I have a B.A. in mathematics and plan on starting grad. school for structural engineering in the fall of 2010; I am working on foundation courses now. I am a veteran and will be using the new post 9/11 gi bill. I plan on ultimately graduating from a top 20 program.

I've sought answers on the web to the questions I ask here--I want more opinions. Please CONFIRM or DEBUNK the following assumptions. Share your life experiences and make me a more educated person.

1) With a masters in structural engineering, I am not limited to inspecting plans for buildings, designing runoff systems for highways, or anything else that is ho hum. With my masters I expect to be able to find exciting work in the aircraft manufacturing industry, federal government, state government, or private industry. I will be designing bridges, nuclear reactors, overpasses, beautiful buildings, planes, space craft, etc....A starting salary of $60,000 is not unreasonable.

2) Not having a bachelors in engineering will not pose serious problems to me getting my PE--I know this is true for California--unless I misinterpreted the web site dealing with engineering licensure.

3) I will receive a highly competitive SMART scholarship (federal government pays for college and in return you commit to work for the DOD for a couple of years)--being a veteran will give me a leg up.
Thanks


----------



## Fluvial (Dec 24, 2009)

BadJuju270 said:


> 1) With a masters in structural engineering, I am not limited to inspecting plans for buildings, designing runoff systems for highways, or anything else that is ho hum.


With a master's in structural engineering, I certainly hope you're not designing runoff for highways ! 

By that I mean, you wouldn't be expected to practice outside of your realm of expertise (structures).

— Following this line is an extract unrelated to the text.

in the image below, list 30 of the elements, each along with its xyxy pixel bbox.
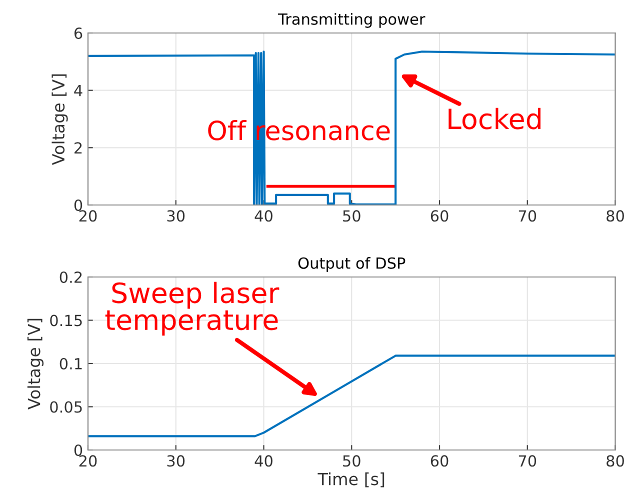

That being said, I think that the work you do would depend entirely upon your employer. I've got a master's degree and yes, sometimes I design mundane and ho-hum things. That's because I choose to work in a geographic area that doesn't have so many high profile, sexy projects. In other areas you may find engineers with bachelor's degrees being involved in innovative, exciting projects.


----------



## picusld (Dec 30, 2009)

BadJuju270 said:


> I have a B.A. in mathematics and plan on starting grad. school for structural engineering in the fall of 2010; I am working on foundation courses now. I am a veteran and will be using the new post 9/11 gi bill. I plan on ultimately graduating from a top 20 program.
> I've sought answers on the web to the questions I ask here--I want more opinions. Please CONFIRM or DEBUNK the following assumptions. Share your life experiences and make me a more educated person.
> 
> 1) With a masters in structural engineering, I am not limited to inspecting plans for buildings, designing runoff systems for highways, or anything else that is ho hum. With my masters I expect to be able to find exciting work in the aircraft manufacturing industry, federal government, state government, or private industry. I will be designing bridges, nuclear reactors, overpasses, beautiful buildings, planes, space craft, etc....A starting salary of $60,000 is not unreasonable.
> ...


The more that I am in the business, the more I realize the imprortance of social skills and relationships. Education is only a piece of the puzzel when it comes to being succesful and getting the projects that you really want.

As for exciting...You are going into engineering right?

If you are looking for excitement, then I would pursue a fighter pilot position in the military or something in the service where you jump out of planes. Unless you got into demolition. That could be exciting.


----------